Revnic Cristian & Associates has successfully represented the Declic association before the Cluj County Court in challenging the legality of the environmental permit for a gold and copper mining project operated by Canada's Euro Sun Mining and its Samax Romania subsidiary in the Apuseni mountains in Hunedoara County.
According to Revnic Cristian & Associates, its challenge was lodged on November 25, 2022, and centered on the environmental permit having been issued absent environmental impact assessment studies, including those on waterways, underground waters, natural habitats, or climate change, among others.
The Valea Rovina project consists of the exploitation of three gold-copper deposits, on an area of 2,768 hectares in Hunedoara County. Samax Romania, a subsidiary of Canadian publicly listed Euro Sun Mining, fully owns the mining project. According to ESM's website, "the Rovina gold deposit located in west-central Romania is the second largest in Europe and holds about 400 million tons of confirmed resources containing 7 million ounces of gold and 1.4 billion pounds of copper."
According to Declic, "from the exploitation of two huge surface quarries, hundreds of thousands of tons of mining waste would have resulted, which would have been deposited in the area. All this would have destroyed an entire mountain and would have made it impossible for the people of Rovina to live."

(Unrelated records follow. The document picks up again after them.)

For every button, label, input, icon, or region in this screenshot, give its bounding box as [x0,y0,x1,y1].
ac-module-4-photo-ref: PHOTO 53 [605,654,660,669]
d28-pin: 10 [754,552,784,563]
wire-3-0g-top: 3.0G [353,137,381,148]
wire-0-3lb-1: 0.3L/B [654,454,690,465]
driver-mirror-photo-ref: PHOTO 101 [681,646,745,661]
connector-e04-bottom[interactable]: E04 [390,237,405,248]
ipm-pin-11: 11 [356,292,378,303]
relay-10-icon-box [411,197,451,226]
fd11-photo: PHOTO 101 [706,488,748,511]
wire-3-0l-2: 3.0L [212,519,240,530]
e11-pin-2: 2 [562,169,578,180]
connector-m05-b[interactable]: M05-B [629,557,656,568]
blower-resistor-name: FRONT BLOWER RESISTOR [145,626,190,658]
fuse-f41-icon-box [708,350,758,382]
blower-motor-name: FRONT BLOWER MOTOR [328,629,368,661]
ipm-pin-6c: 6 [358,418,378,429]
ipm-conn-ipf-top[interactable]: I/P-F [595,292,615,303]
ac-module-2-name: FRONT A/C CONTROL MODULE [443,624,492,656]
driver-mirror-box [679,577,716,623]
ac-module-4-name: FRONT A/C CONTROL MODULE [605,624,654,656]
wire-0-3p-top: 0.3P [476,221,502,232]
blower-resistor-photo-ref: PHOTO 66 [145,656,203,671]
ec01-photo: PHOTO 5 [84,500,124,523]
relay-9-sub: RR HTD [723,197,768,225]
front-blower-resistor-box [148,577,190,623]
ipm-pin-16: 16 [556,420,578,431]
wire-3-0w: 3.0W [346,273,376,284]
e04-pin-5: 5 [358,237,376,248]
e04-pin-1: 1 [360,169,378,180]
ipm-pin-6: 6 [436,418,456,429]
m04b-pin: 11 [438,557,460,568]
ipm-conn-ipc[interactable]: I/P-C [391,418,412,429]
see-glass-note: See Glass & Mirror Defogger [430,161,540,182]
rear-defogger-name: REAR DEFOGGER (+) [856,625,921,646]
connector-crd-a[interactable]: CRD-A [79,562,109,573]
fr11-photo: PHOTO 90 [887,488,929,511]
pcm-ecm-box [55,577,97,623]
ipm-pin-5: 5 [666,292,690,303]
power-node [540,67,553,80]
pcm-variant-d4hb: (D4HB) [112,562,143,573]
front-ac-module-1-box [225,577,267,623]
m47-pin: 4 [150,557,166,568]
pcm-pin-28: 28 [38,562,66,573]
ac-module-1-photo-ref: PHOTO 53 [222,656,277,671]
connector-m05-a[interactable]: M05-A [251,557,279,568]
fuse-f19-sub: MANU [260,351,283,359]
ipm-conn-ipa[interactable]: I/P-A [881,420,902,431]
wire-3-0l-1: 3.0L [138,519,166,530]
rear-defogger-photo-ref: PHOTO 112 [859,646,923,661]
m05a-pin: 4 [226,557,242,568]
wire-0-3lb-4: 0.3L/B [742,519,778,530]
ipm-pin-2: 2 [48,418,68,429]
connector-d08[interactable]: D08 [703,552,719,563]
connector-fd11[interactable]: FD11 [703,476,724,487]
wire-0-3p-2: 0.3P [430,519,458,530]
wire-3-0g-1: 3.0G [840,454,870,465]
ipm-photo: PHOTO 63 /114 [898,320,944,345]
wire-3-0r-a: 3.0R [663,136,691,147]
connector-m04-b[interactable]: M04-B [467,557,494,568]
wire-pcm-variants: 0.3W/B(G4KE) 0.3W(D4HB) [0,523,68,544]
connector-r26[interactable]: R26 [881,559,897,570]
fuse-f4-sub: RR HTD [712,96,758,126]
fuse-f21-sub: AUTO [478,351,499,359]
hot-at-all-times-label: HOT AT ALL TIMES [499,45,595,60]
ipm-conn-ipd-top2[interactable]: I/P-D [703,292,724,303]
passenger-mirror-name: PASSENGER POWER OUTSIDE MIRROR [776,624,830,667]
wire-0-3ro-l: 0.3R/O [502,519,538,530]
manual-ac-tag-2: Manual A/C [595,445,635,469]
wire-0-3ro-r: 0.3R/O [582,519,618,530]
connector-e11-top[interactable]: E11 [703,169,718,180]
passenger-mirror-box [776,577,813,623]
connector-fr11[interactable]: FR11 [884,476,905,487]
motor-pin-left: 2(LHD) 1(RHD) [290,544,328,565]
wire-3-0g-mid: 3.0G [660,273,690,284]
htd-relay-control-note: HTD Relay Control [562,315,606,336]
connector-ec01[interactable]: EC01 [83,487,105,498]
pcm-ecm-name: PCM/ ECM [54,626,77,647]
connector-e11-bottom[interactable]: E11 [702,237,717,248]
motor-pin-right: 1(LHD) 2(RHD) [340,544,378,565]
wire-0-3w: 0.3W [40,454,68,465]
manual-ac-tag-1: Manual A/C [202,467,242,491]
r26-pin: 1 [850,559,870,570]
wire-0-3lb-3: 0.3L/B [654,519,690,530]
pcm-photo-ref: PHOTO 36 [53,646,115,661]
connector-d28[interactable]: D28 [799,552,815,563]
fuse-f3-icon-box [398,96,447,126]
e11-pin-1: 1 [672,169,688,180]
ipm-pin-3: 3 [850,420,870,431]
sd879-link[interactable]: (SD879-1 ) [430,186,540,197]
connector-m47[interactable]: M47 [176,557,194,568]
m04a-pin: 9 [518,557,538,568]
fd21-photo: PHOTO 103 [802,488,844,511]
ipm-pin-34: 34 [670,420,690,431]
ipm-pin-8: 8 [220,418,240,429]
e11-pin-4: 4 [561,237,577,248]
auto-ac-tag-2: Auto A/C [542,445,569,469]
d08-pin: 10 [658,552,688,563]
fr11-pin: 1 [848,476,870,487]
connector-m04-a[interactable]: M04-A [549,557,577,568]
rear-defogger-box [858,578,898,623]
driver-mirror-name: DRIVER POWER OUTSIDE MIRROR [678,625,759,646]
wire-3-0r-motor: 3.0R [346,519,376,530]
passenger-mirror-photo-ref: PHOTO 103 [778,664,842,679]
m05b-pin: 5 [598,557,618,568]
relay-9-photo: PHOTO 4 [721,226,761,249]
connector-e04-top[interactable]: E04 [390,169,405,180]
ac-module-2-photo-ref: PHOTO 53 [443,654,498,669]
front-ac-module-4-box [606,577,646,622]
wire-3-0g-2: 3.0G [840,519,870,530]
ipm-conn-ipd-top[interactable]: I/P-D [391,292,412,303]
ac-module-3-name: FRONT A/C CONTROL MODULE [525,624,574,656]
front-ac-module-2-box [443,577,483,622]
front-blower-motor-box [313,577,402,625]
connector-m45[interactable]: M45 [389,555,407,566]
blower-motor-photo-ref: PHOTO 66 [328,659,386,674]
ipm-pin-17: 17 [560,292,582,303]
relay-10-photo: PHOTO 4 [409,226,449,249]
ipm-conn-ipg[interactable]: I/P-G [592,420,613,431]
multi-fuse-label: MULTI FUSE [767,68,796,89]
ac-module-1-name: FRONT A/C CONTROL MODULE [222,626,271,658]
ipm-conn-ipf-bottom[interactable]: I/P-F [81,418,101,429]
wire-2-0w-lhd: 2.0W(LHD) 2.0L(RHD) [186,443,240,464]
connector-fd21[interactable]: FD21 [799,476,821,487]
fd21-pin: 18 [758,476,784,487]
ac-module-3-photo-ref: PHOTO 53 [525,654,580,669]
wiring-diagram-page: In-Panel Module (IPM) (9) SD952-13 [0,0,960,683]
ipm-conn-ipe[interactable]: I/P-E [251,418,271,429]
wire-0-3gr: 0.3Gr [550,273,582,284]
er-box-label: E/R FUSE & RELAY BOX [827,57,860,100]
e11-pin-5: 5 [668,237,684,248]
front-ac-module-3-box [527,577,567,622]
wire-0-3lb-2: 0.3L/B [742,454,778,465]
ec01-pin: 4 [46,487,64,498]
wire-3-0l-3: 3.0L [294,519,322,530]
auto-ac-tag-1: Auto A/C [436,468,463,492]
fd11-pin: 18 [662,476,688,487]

"The Cluj County Court judiciously admitted the action and ordered the annulment of the decision to issue the environmental permit and of the environmental permit itself," Revnic Cristian & Associates Senior Associate Roxana Mandrutiu commented. "The case was a particularly complex one, with numerous procedural and substantive law aspects being discussed [...] We welcome the decision of the Cluj Court which confirms the court's awareness of the importance of rigorous compliance with environmental legislation."
According to the firm, Euro Sun Mining stated it would not appeal the court's decision.
The Revnic Cristian & Associates team included Mandrutiu and Associate Isabela Porcius.